Toronto council committee wants to study the appointment of a nightlife czar

The city's economic development committee on Tuesday voted to have city staff look into the creation of a Night Mayor Ambassador Program to grow the city's nightlife and to keep the peace between residents and nightspots.

Job would involve smoothing relations between nightclubs and their neighbours

Coun. Paul Ainslie says the goal of his night mayor proposal is to bring more money into the local economy. (CBC)

Move over, John Tory, Toronto may soon be getting a second mayor. The "night mayor" would keep the peace between nightclubs and the families who live near them.

The city's economic development committee on Tuesday voted to have city staff look into the creation of a Night Mayor Ambassador Program.

According to a letter from Coun. Paul Ainslie, who proposed the idea, the night mayor's job would be to boost the number of entertainment venues as a way of attracting more tourists to the city, and injecting more money into the local economy.

"The City of Toronto has a vibrant nightlife. Introducing a system to help positively cultivate it will benefit the entire community," Ainslie wrote in a letter to the committee.

But he also admitted that a big part of the night mayor's job would be to smooth relations between local residents and night spots, which have been rocky in the past, particularly in the Entertainment District.

Night mayor 'could be a nightmare'

As more families have moved into the district's condominiums, ratepayers have lobbied local politicians, often successfully, to control the proliferation of nightclubs, citing excessive noise, fights and other unruly behaviour by club-goers partying late into the night.

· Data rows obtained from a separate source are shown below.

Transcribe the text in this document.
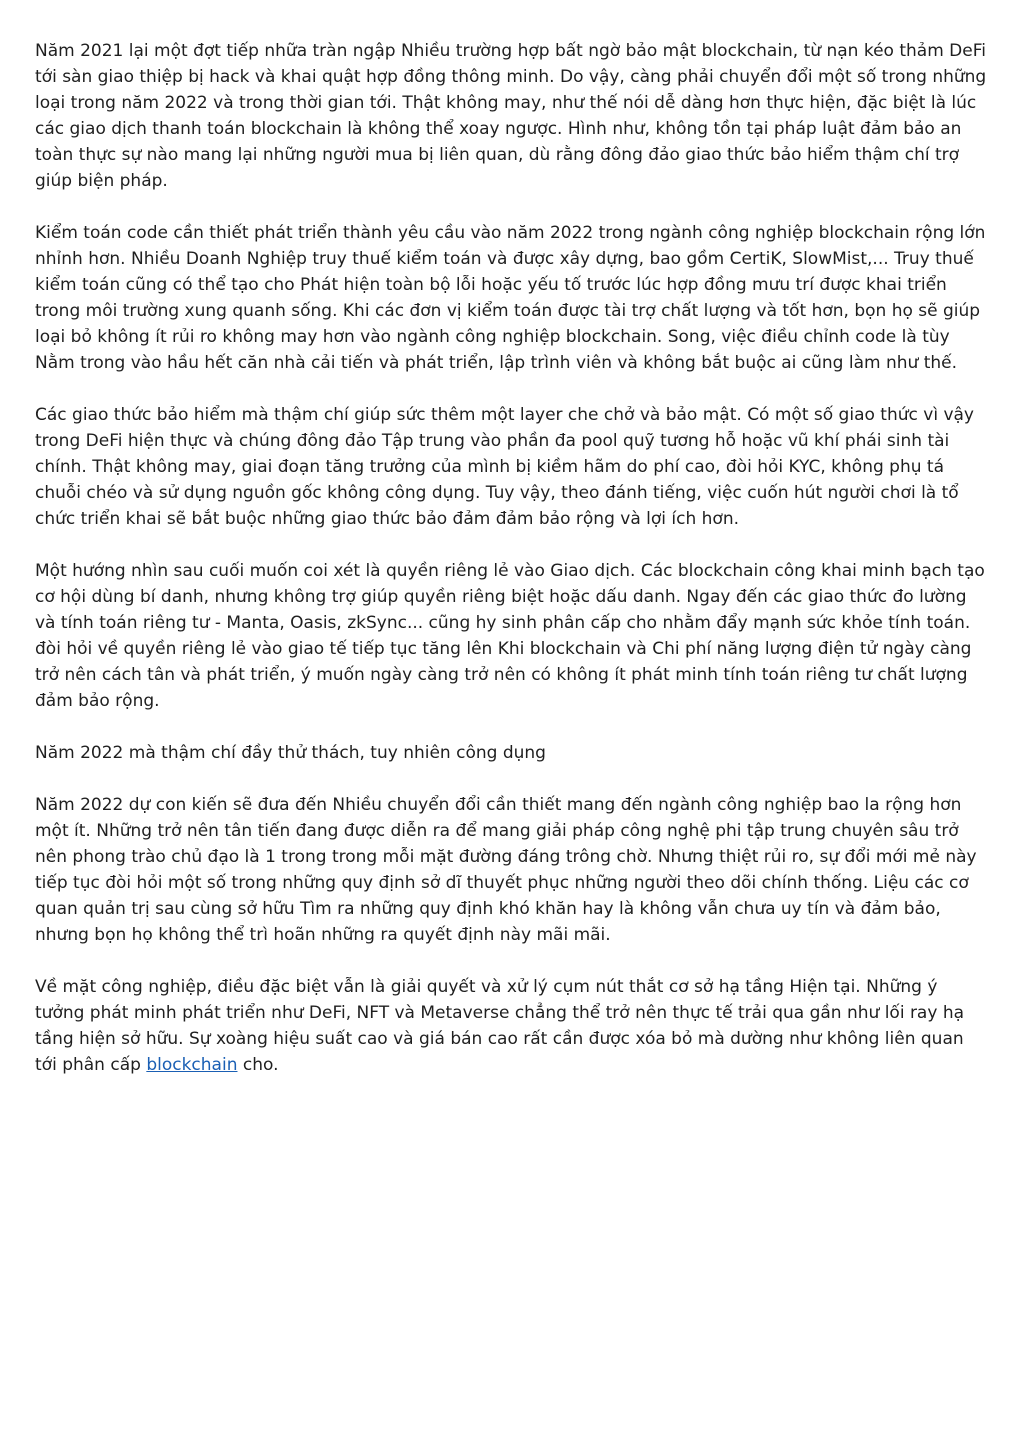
Năm 2021 lại một đợt tiếp nhữa tràn ngập Nhiều trường hợp bất ngờ bảo mật blockchain, từ nạn kéo thảm DeFi tới sàn giao thiệp bị hack và khai quật hợp đồng thông minh. Do vậy, càng phải chuyển đổi một số trong những loại trong năm 2022 và trong thời gian tới. Thật không may, như thế nói dễ dàng hơn thực hiện, đặc biệt là lúc các giao dịch thanh toán blockchain là không thể xoay ngược. Hình như, không tồn tại pháp luật đảm bảo an toàn thực sự nào mang lại những người mua bị liên quan, dù rằng đông đảo giao thức bảo hiểm thậm chí trợ giúp biện pháp.

Kiểm toán code cần thiết phát triển thành yêu cầu vào năm 2022 trong ngành công nghiệp blockchain rộng lớn nhỉnh hơn. Nhiều Doanh Nghiệp truy thuế kiểm toán và được xây dựng, bao gồm CertiK, SlowMist,... Truy thuế kiểm toán cũng có thể tạo cho Phát hiện toàn bộ lỗi hoặc yếu tố trước lúc hợp đồng mưu trí được khai triển trong môi trường xung quanh sống. Khi các đơn vị kiểm toán được tài trợ chất lượng và tốt hơn, bọn họ sẽ giúp loại bỏ không ít rủi ro không may hơn vào ngành công nghiệp blockchain. Song, việc điều chỉnh code là tùy Nằm trong vào hầu hết căn nhà cải tiến và phát triển, lập trình viên và không bắt buộc ai cũng làm như thế.

Các giao thức bảo hiểm mà thậm chí giúp sức thêm một layer che chở và bảo mật. Có một số giao thức vì vậy trong DeFi hiện thực và chúng đông đảo Tập trung vào phần đa pool quỹ tương hỗ hoặc vũ khí phái sinh tài chính. Thật không may, giai đoạn tăng trưởng của mình bị kiềm hãm do phí cao, đòi hỏi KYC, không phụ tá chuỗi chéo và sử dụng nguồn gốc không công dụng. Tuy vậy, theo đánh tiếng, việc cuốn hút người chơi là tổ chức triển khai sẽ bắt buộc những giao thức bảo đảm đảm bảo rộng và lợi ích hơn.

Một hướng nhìn sau cuối muốn coi xét là quyền riêng lẻ vào Giao dịch. Các blockchain công khai minh bạch tạo cơ hội dùng bí danh, nhưng không trợ giúp quyền riêng biệt hoặc dấu danh. Ngay đến các giao thức đo lường và tính toán riêng tư - Manta, Oasis, zkSync... cũng hy sinh phân cấp cho nhằm đẩy mạnh sức khỏe tính toán. đòi hỏi về quyền riêng lẻ vào giao tế tiếp tục tăng lên Khi blockchain và Chi phí năng lượng điện tử ngày càng trở nên cách tân và phát triển, ý muốn ngày càng trở nên có không ít phát minh tính toán riêng tư chất lượng đảm bảo rộng.

Năm 2022 mà thậm chí đầy thử thách, tuy nhiên công dụng

Năm 2022 dự con kiến sẽ đưa đến Nhiều chuyển đổi cần thiết mang đến ngành công nghiệp bao la rộng hơn một ít. Những trở nên tân tiến đang được diễn ra để mang giải pháp công nghệ phi tập trung chuyên sâu trở nên phong trào chủ đạo là 1 trong trong mỗi mặt đường đáng trông chờ. Nhưng thiệt rủi ro, sự đổi mới mẻ này tiếp tục đòi hỏi một số trong những quy định sở dĩ thuyết phục những người theo dõi chính thống. Liệu các cơ quan quản trị sau cùng sở hữu Tìm ra những quy định khó khăn hay là không vẫn chưa uy tín và đảm bảo, nhưng bọn họ không thể trì hoãn những ra quyết định này mãi mãi.

Về mặt công nghiệp, điều đặc biệt vẫn là giải quyết và xử lý cụm nút thắt cơ sở hạ tầng Hiện tại. Những ý tưởng phát minh phát triển như DeFi, NFT và Metaverse chẳng thể trở nên thực tế trải qua gần như lối ray hạ tầng hiện sở hữu. Sự xoàng hiệu suất cao và giá bán cao rất cần được xóa bỏ mà dường như không liên quan tới phân cấp blockchain cho.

Bruce McKay, who represents the King-Spadina Residents Association, said that in 2007 there were 66 nightclubs in the district east of Spadina. Today there are just 10, he said.

McKay is worried that a night mayor ambassador program "could be a nightmare."

He's concerned  the new post could lack the teeth to keep club owners — and their noise levels — under control.

"They just turn up the bass level and nothing stops that sound from entering your condo." 

No one has calculated exactly how much money is pumped into Toronto's economy by music venues and festivals, said city spokesman Shane Gerard.

But the NXNE festival alone generates about $50 million a year, according to the city's website.

Nightclubs worth millions to local economies

Ainslie quoted a report by the City of London, England, which is about to appoint its own night mayor. That report states that night-time entertainment injects about $100 billion into the local economy every year.

But it also notes that "between 2007 and 2015, London lost 35 per cent of its 'grassroots' music venues, falling from 136 to 88," Ainslie wrote.

"What people don't understand is we aren't against economic development, of properly managed, and responsible, owners and businesses," McKay said. "What we're against is the behaviour where they just blast (music) into the night." 

The economic development committee agreed Tuesday to ask staff to set up the groundwork for a Night Mayor Ambassador Program, then report back to the committee.